When I landed in the water, it was such a rush of adrenaline. I didn’t die! I am ALIVE! I AM SO ALIVE! By the time we finally made it to the waterfall, I was so exhausted that I was wondering how I was going to make it back to the truck. But the second you finally were standing still, underneath the fall, which wasn’t flowing, it was so incredibly beautiful that it rejuvinated every part of your being. The water was a gorgeous terqouise, crystal clear and freezing. High above us was the top of the fall, and light drips were cascading down the green moss and into the water, it was so serene that everyone got silent. We all stood just looking, taking everything in. It felt like we had just entered a place of worship, a sanctuary where people come to practice their faith.
Now that we had dispersed from our single file line, Ali had moved on to refusing to speak to Kai, who had not said one word to me or I to him, and I swam in the freezing cold water with everyone else using my slippahs as fins. The cold water made your muscles feel brand new. As we made our way back I charged it, because if I stopped moving, I would fall over. I found this out when I stopped along with everyone to look at a wild horse and while standing still fell over into a bush. Sean’s arm appeared like it had all day, “Thank you broddah,” I told him as he pulled me out of the jungle terrain. On the way back we passed other people lounging around on the rocks, “Howzit?” they said as you passed by. Locals! I shot them the shaka sign before tripping over fallen bamboo.

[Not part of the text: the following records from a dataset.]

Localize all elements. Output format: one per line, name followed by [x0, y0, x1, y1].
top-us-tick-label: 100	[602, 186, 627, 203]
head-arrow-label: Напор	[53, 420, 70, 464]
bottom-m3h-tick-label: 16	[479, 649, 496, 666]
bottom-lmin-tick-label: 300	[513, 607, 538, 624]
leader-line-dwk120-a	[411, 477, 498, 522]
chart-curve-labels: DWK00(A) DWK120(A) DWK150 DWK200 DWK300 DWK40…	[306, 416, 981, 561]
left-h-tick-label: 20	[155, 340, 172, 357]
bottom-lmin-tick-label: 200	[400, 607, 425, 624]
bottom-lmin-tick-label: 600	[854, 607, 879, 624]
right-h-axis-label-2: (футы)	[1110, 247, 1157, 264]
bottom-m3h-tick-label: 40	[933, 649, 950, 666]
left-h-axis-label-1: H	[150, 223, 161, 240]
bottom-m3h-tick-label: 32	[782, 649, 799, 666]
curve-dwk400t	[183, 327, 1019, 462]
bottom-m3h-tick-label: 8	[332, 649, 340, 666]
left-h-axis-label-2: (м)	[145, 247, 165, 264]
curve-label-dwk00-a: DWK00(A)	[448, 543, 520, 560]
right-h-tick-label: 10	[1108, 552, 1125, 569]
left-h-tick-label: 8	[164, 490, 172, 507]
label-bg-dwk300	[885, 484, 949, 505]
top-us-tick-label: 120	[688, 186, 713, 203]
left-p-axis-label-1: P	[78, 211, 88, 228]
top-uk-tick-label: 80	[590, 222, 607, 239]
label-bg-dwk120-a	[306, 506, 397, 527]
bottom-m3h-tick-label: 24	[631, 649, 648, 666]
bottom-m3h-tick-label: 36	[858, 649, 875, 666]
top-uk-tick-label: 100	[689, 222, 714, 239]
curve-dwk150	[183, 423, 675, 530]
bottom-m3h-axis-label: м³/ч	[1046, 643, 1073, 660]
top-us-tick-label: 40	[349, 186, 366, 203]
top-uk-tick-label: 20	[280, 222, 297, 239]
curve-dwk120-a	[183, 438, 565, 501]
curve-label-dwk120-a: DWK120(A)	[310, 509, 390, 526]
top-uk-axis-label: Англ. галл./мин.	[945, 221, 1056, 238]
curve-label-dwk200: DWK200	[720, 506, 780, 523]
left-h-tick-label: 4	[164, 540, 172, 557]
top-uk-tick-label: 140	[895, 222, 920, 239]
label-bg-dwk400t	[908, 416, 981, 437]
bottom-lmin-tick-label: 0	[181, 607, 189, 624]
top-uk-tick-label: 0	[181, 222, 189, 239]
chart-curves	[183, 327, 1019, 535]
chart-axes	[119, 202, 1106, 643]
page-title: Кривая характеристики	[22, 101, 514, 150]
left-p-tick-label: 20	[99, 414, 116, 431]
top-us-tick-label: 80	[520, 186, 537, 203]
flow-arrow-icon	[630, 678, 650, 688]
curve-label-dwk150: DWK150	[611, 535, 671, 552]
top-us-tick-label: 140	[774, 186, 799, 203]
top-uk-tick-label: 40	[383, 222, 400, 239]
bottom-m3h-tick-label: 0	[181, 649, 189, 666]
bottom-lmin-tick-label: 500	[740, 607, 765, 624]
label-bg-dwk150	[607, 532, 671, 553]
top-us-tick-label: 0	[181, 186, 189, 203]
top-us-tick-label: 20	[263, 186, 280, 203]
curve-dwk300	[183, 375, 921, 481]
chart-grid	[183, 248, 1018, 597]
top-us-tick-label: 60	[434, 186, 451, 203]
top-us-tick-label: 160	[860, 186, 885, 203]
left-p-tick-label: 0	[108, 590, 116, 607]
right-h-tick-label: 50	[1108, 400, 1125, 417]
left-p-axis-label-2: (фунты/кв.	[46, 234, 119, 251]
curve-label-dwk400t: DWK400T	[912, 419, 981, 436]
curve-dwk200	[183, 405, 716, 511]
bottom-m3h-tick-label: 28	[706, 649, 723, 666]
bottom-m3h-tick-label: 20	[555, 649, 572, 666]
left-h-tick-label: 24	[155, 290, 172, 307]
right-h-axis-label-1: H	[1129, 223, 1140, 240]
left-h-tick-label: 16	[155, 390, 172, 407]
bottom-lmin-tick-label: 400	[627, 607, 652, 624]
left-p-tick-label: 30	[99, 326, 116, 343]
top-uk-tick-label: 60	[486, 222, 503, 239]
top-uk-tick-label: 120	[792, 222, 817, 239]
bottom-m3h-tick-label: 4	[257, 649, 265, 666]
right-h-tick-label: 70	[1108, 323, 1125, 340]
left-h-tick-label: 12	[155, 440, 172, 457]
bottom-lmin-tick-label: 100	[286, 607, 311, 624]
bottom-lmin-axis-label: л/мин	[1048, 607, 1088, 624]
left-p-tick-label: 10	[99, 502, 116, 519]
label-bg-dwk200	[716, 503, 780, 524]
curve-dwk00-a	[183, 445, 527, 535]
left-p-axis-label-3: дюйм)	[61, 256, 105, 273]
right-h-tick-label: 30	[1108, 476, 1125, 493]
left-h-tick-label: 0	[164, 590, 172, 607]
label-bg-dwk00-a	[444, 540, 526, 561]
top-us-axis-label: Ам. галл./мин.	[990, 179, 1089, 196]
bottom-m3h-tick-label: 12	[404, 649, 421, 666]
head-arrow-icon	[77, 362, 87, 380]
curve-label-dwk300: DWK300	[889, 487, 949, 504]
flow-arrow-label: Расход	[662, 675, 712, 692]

When we got back to the truck we all had snacks, which consisted of wild fruit we had picked, and cliff bars we had bought on our way, and then we piled back in the truck bed and drove back to town. Once back in town, Ali went home and Kai was able to speak freely. We bought a pizza and headed over to one of the resorts to eat it at the pool and watch the sunset. In Hawaii you never take your bathing suit off. You live in it because you never know when an opportunity will come where you can strip off your clothes and jump in some body of water. After sunset we went into the hot tub, and after the hot tub, we went to visit the manta rays.
Manta rays come out at night and you can see them from the bar of the resort we were at. Standing on the deck you can look down and watch these beautiful creatures swim near the surface, upside down, eating plankton. Everytime I encounter a wild animal, I feel like I need to pee. It gives me such a thrill to interact with animals like tiger sharks or sea turtles in everyday life. You can’t be anything but excited when you’re out on a swim and a sea turtle swims by, or you see a wild goat while walking down a road, or a tiger shark in the harbor, or a horse grazing by a waterfall. It’s impossible to feel anything else but so stoked on life and everything that’s out there for us to marvel at. I fell into bed on Friday at ten pm, exhausted, happy and excited to wake up early the next day and do it all again, minus the bunny.